This Side of Paradise
Page 70"Why do I make lists?" Amory asked him one night. "Lists of all sorts of things?"
"Because you're a mediaevalist," Monsignor answered. "We both are. It's the passion for classifying and finding a type."
"It's a desire to get something definite."
"It's the nucleus of scholastic philosophy."
"I was beginning to think I was growing eccentric till I came up here. It was a pose, I guess."
"Don't worry about that; for you not posing may be the biggest pose of all. Pose--"
"Yes?"
"But do the next thing."
After Amory returned to college he received several letters from Monsignor which gave him more egotistic food for consumption.
I am afraid that I gave you too much assurance of your inevitable safety, and you must remember that I did that through faith in your springs of effort; not in the silly conviction that you will arrive without struggle. Some nuances of character you will have to take for granted in yourself, though you must be careful in confessing them to others. You are unsentimental, almost incapable of affection, astute without being cunning and vain without being proud.

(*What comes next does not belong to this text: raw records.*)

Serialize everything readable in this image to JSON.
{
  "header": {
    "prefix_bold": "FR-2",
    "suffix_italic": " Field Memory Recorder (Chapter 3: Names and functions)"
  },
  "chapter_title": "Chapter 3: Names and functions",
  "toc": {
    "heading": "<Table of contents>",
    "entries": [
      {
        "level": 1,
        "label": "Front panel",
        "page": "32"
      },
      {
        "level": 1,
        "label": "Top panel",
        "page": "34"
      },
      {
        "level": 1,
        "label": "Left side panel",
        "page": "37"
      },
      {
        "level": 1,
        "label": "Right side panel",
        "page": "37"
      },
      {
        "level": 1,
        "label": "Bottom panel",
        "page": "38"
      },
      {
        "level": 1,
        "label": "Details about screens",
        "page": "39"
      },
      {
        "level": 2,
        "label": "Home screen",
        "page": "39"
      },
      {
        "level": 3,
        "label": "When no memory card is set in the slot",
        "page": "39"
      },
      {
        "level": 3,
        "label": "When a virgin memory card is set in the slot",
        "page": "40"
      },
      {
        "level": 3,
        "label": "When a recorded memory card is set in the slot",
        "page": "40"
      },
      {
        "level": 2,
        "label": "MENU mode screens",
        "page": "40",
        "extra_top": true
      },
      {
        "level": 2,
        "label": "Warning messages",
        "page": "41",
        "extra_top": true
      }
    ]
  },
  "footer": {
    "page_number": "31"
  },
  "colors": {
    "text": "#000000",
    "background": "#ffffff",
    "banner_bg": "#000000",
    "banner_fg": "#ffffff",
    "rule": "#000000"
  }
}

Don't let yourself feel worthless; often through life you will really be at your worst when you seem to think best of yourself; and don't worry about losing your "personality," as you persist in calling it; at fifteen you had the radiance of early morning, at twenty you will begin to have the melancholy brilliance of the moon, and when you are my age you will give out, as I do, the genial golden warmth of 4 P.M.
If you write me letters, please let them be natural ones. Your last, that dissertation on architecture, was perfectly awful-- so "highbrow" that I picture you living in an intellectual and emotional vacuum; and beware of trying to classify people too definitely into types; you will find that all through their youth they will persist annoyingly in jumping from class to class, and by pasting a supercilious label on every one you meet you are merely packing a Jack-in-the-box that will spring up and leer at you when you begin to come into really antagonistic contact with the world. An idealization of some such a man as Leonardo da Vinci would be a more valuable beacon to you at present.
You are bound to go up and down, just as I did in my youth, but do keep your clarity of mind, and if fools or sages dare to criticise don't blame yourself too much.